# If every truth assignment satisfies some wff, some finite disjunction is a tautology

Let $$X_1,X_2,X_3,...$$ be well formed formulas. If for every truth assignment $$v$$ there exists $$n$$ with $$X_n$$ satisfied by $$v$$, show there exists $$n$$ with $$X_1\lor...\lor X_n$$ a tautology.

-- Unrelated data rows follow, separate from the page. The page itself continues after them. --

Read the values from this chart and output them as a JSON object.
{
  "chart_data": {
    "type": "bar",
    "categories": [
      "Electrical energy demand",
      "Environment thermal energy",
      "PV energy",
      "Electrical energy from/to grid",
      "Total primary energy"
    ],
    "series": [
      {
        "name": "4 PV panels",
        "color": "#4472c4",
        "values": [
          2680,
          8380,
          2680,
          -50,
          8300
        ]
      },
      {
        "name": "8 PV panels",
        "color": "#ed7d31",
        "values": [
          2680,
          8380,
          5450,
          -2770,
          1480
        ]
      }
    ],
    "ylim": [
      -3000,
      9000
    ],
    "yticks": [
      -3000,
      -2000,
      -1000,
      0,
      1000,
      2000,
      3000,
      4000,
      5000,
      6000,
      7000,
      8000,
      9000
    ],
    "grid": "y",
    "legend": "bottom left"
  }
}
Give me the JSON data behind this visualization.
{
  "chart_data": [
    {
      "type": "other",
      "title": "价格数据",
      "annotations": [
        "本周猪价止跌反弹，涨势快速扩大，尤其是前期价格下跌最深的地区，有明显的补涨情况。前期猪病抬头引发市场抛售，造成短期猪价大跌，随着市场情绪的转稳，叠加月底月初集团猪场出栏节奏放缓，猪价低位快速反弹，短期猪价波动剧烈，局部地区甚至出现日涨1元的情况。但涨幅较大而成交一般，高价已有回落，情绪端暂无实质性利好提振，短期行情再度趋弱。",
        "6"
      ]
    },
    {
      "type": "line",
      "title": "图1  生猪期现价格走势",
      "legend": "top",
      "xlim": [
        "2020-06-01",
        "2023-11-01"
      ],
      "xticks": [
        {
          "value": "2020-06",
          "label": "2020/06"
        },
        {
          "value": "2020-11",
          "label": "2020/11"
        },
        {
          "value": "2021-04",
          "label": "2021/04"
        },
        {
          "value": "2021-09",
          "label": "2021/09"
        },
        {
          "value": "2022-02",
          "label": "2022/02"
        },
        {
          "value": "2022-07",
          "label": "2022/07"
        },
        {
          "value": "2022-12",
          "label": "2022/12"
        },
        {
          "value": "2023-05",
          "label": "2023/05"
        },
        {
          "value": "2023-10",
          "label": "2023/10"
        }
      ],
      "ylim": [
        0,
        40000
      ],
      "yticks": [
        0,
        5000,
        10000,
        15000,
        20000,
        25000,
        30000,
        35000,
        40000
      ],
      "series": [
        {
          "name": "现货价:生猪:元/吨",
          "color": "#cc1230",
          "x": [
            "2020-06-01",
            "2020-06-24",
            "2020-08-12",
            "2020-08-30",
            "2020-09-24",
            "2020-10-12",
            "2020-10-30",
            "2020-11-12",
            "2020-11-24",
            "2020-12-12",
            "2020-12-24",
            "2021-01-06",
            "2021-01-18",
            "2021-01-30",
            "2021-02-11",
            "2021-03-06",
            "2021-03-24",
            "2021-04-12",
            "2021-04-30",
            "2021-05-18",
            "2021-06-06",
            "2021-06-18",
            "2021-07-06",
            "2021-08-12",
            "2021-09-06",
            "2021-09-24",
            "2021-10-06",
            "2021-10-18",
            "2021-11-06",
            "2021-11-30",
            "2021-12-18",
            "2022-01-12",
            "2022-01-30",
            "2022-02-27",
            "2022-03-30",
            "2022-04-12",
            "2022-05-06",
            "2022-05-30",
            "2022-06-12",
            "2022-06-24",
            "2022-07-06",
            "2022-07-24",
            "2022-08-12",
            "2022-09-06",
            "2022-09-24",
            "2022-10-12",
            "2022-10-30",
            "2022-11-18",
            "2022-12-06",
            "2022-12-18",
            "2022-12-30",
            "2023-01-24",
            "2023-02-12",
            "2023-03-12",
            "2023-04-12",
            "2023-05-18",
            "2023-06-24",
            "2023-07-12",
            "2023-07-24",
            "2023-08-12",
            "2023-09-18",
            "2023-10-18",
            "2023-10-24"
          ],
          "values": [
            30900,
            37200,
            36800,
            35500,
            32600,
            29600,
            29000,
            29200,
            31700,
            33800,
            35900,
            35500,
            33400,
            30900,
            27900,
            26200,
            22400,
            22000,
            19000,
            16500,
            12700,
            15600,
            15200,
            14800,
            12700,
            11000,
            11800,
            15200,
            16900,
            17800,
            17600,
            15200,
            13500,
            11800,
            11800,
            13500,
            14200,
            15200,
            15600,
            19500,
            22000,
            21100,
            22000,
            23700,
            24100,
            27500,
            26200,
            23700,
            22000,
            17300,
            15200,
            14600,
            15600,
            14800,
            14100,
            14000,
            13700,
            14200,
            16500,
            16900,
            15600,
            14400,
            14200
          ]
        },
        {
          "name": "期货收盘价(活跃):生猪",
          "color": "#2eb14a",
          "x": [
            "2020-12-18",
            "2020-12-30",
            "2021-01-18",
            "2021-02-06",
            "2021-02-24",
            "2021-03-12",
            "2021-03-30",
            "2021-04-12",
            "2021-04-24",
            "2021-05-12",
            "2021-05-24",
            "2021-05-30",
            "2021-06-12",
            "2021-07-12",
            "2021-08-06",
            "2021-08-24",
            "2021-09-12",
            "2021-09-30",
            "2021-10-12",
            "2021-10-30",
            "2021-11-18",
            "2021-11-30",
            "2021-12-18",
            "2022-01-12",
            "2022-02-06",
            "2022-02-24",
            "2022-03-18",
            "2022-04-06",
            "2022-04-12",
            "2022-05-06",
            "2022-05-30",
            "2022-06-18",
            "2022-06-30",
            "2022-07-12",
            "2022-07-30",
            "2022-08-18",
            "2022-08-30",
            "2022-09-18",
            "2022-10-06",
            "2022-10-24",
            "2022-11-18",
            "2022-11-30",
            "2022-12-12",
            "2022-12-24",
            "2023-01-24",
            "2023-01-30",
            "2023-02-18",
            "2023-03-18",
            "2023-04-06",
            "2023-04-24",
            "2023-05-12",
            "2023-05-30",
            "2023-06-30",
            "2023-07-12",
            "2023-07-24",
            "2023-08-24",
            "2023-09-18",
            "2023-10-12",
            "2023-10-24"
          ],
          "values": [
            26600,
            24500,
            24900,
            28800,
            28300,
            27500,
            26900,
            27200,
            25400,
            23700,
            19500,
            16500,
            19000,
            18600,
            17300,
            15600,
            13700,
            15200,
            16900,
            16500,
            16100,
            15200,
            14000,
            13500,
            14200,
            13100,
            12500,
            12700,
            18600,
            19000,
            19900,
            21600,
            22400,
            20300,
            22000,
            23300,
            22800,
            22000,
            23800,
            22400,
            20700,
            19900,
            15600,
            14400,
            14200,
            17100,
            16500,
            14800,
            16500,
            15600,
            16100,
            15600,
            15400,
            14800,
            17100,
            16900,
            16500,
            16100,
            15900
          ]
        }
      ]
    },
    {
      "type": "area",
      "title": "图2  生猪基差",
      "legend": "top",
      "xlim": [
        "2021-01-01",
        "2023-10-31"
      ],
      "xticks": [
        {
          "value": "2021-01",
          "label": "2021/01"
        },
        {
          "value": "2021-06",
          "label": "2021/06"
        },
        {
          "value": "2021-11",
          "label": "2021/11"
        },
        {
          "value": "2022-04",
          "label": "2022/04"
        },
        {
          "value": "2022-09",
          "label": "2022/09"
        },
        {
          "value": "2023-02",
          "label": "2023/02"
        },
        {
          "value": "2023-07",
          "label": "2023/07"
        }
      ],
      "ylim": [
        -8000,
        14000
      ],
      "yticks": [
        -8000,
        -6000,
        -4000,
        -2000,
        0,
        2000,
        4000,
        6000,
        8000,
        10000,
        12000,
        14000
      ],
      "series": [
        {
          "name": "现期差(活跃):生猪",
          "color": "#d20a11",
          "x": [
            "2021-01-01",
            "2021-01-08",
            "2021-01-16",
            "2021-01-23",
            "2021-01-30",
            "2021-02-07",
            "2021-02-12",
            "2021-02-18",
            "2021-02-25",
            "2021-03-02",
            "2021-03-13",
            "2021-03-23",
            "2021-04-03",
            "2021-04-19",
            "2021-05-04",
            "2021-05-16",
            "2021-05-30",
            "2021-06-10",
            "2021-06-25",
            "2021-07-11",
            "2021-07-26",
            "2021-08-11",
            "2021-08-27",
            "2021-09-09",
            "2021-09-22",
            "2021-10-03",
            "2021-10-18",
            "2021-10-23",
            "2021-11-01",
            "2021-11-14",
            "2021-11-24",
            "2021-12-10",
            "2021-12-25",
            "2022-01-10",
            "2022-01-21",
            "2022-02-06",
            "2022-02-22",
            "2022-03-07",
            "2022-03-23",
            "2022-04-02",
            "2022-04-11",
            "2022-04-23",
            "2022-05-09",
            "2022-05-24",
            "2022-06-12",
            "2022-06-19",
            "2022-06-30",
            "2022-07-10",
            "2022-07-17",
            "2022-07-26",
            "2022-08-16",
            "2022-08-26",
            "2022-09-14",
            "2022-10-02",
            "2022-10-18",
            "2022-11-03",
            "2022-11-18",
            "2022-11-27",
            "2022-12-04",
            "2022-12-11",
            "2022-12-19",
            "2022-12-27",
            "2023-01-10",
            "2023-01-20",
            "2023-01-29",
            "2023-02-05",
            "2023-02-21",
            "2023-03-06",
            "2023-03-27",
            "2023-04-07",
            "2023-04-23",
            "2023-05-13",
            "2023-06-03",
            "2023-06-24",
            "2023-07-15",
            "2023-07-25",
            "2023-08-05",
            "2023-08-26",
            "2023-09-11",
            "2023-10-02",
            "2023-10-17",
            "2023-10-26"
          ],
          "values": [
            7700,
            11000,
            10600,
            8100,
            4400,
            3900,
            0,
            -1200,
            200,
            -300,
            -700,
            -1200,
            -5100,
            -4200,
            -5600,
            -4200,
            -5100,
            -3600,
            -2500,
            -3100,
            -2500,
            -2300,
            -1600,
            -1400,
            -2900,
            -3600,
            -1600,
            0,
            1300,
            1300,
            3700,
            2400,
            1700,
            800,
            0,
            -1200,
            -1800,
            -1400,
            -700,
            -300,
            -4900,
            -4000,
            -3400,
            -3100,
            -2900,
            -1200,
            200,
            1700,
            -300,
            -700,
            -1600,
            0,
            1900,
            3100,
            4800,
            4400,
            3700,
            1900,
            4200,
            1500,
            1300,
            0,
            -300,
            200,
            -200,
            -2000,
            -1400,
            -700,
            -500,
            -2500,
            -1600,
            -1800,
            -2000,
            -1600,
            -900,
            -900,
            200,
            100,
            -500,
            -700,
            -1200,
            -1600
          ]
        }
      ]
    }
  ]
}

We can assume there are an infinite number of sentence symbols, as a finite number would imply a finite number of truth assignments, so we could take $$n$$ to be the maximum of the first satisfying indices of the truth assignments. I think it's important that the number of sentence symbols is countable. For all $$n$$, let $$Y_n=X_1\lor...\lor X_n$$ and $$S_n$$ be the set of truth assignments satisfying $$Y_n$$. Note that $$S_1\subseteq S_2\subseteq S_3\subseteq...$$. Since the number of sentence symbols is countable and every truth assignment sends every sentence symbol to $$0$$ or $$1$$, the truth assignments are in bijection with countable binary sequences, which are in bijection with the real numbers between $$0$$ and $$1$$. I was hoping to get a contradiction out of this, but we could just make $$S_n\setminus S_{n-1}$$ the binary numbers from $$0$$ to $$1$$ with $$n$$ leading $$0$$s. Compactness of well formed formulas might be relevant, but I can't think of a way to apply it.

• Use the rephrasing instead. – user665538 Apr 19 at 4:40
• As @DerekElkins said, usually "infinitely long" expressions make no sense and need a very definite meaning, such as infinitary logic. Notice that as the article says, you will have a different logical system where not all results hold. by reading your question, you seem to be thinking about something related to the compactness theorem. – user657449 Apr 19 at 4:46
• I removed the infinite formula. – user665538 Apr 19 at 4:52
• @SIndigo. "for every truth assignment v there exists n with Xn satisfied by v" is not perfectly clear to me. Shoul I understand " for each assignment, there is some formula that has value true ( but not necessarily the same formula for all valuation)" or should I understand " there is some formula Xn such that this formula has value true for every assignment"? – Eleonore Saint James Apr 19 at 16:22
• Different $n$ for every assignment. – user665538 Apr 19 at 20:34

In general we do not need countability, as it boils down to a compactness argument. Let $$X_1, X_2, \ldots$$ be as you described. Then consider $$\neg X_1, \neg X_2, \ldots$$ instead. By assumption, for every truth assignment there will be $$n$$ such that $$\neg X_n$$ is false. That means that there is no truth assignment such that $$\neg X_1, \neg X_2, \ldots$$ are all true. Now we can apply compactness to find a finite subset $$\neg X_{i_1}, \ldots, \neg X_{i_k}$$ such that $$\neg X_{i_1} \wedge \ldots \wedge \neg X_{i_k}$$ will be false in every truth assignment (so, a tautology). In other words, $$\neg(\neg X_{i_1} \wedge \ldots \wedge \neg X_{i_k})$$ will be true in every truth assignment and this is equivalent to $$X_{i_1} \vee\ldots \vee X_{i_k}$$.
To get the exact formulation of your problem we do need to assume that $$\neg X_1, \neg X_2, \ldots$$ is countable. Then we can take $$n = \max \{i_1, \ldots, i_k\}$$, and then clearly $$X_1 \vee \ldots \vee X_n$$ is true in every in truth assignment.